Et en effet, il n'était point étonnant que les femmes, surtout celles de cette époque toute sensuelle, se prissent de passion pour un beau prince de trente-trois ans, de la première famille de France, riche à millions, gouverneur d'une province, amiral de France à 17 ans, duc et pair à 18, chevalier du Saint-Esprit à 25, qui comptait parmi ses ancêtres quatre connétables et six maréchaux, et dont la suite ordinaire se composait de cent gentilshommes et de trente pages.

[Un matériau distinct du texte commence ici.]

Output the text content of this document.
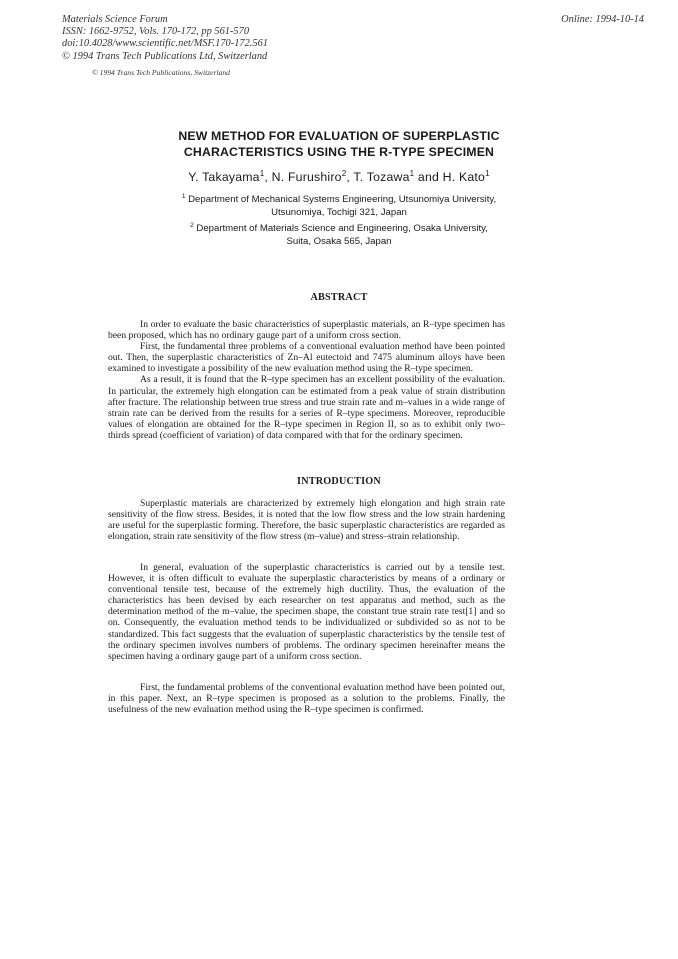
Materials Science Forum
ISSN: 1662-9752, Vols. 170-172, pp 561-570
doi:10.4028/www.scientific.net/MSF.170-172.561
© 1994 Trans Tech Publications Ltd, Switzerland
Online: 1994-10-14
© 1994 Trans Tech Publications, Switzerland
NEW METHOD FOR EVALUATION OF SUPERPLASTIC
CHARACTERISTICS USING THE R-TYPE SPECIMEN
Y. Takayama$^1$, N. Furushiro$^2$, T. Tozawa$^1$ and H. Kato$^1$
$^1$ Department of Mechanical Systems Engineering, Utsunomiya University,
Utsunomiya, Tochigi 321, Japan
$^2$ Department of Materials Science and Engineering, Osaka University,
Suita, Osaka 565, Japan
ABSTRACT

In order to evaluate the basic characteristics of superplastic materials, an R–type specimen has been proposed, which has no ordinary gauge part of a uniform cross section.

First, the fundamental three problems of a conventional evaluation method have been pointed out. Then, the superplastic characteristics of Zn–Al eutectoid and 7475 aluminum alloys have been examined to investigate a possibility of the new evaluation method using the R–type specimen.

As a result, it is found that the R–type specimen has an excellent possibility of the evaluation. In particular, the extremely high elongation can be estimated from a peak value of strain distribution after fracture. The relationship between true stress and true strain rate and m–values in a wide range of strain rate can be derived from the results for a series of R–type specimens. Moreover, reproducible values of elongation are obtained for the R–type specimen in Region II, so as to exhibit only two–thirds spread (coefficient of variation) of data compared with that for the ordinary specimen.

INTRODUCTION

Superplastic materials are characterized by extremely high elongation and high strain rate sensitivity of the flow stress. Besides, it is noted that the low flow stress and the low strain hardening are useful for the superplastic forming. Therefore, the basic superplastic characteristics are regarded as elongation, strain rate sensitivity of the flow stress (m–value) and stress–strain relationship.

In general, evaluation of the superplastic characteristics is carried out by a tensile test. However, it is often difficult to evaluate the superplastic characteristics by means of a ordinary or conventional tensile test, because of the extremely high ductility. Thus, the evaluation of the characteristics has been devised by each researcher on test apparatus and method, such as the determination method of the m–value, the specimen shape, the constant true strain rate test[1] and so on. Consequently, the evaluation method tends to be individualized or subdivided so as not to be standardized. This fact suggests that the evaluation of superplastic characteristics by the tensile test of the ordinary specimen involves numbers of problems. The ordinary specimen hereinafter means the specimen having a ordinary gauge part of a uniform cross section.

First, the fundamental problems of the conventional evaluation method have been pointed out, in this paper. Next, an R–type specimen is proposed as a solution to the problems. Finally, the usefulness of the new evaluation method using the R–type specimen is confirmed.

Mais revenons à la soirée de la princesse Marie. Quelques moments après l'arrivée à l'hôtel de Longueville du prince de Condé qui, nous l'avons dit, avait fait toilette, afin d'éviter les reproches de M. de Montmorency, la porte du salon s'ouvrit à deux battants, et l'huissier cria:

—Son Altesse Royale Monseigneur Gaston d'Orléans.

Toutes les conversations s'arrêtèrent; ceux qui étaient debout restèrent debout, ceux qui étaient assis se levèrent, la princesse Marie elle-même.

—Bon! dit Mme de Combalet, confidente du cardinal, en se levant à son tour et en saluant plus respectueusement que personne, voici la comédie qui commence; ne perdons pas un mot de ce qui se dira sur le théâtre, ni, s'il est possible, de ce qui se fera dans les coulisses.


CHAPITRE III.

LE COMMENCEMENT DE LA COMÉDIE.

Et, en effet, c'était la première fois que publiquement, et au milieu d'une grande soirée, le duc d'Orléans se présentait chez la princesse Marie de Gonzague.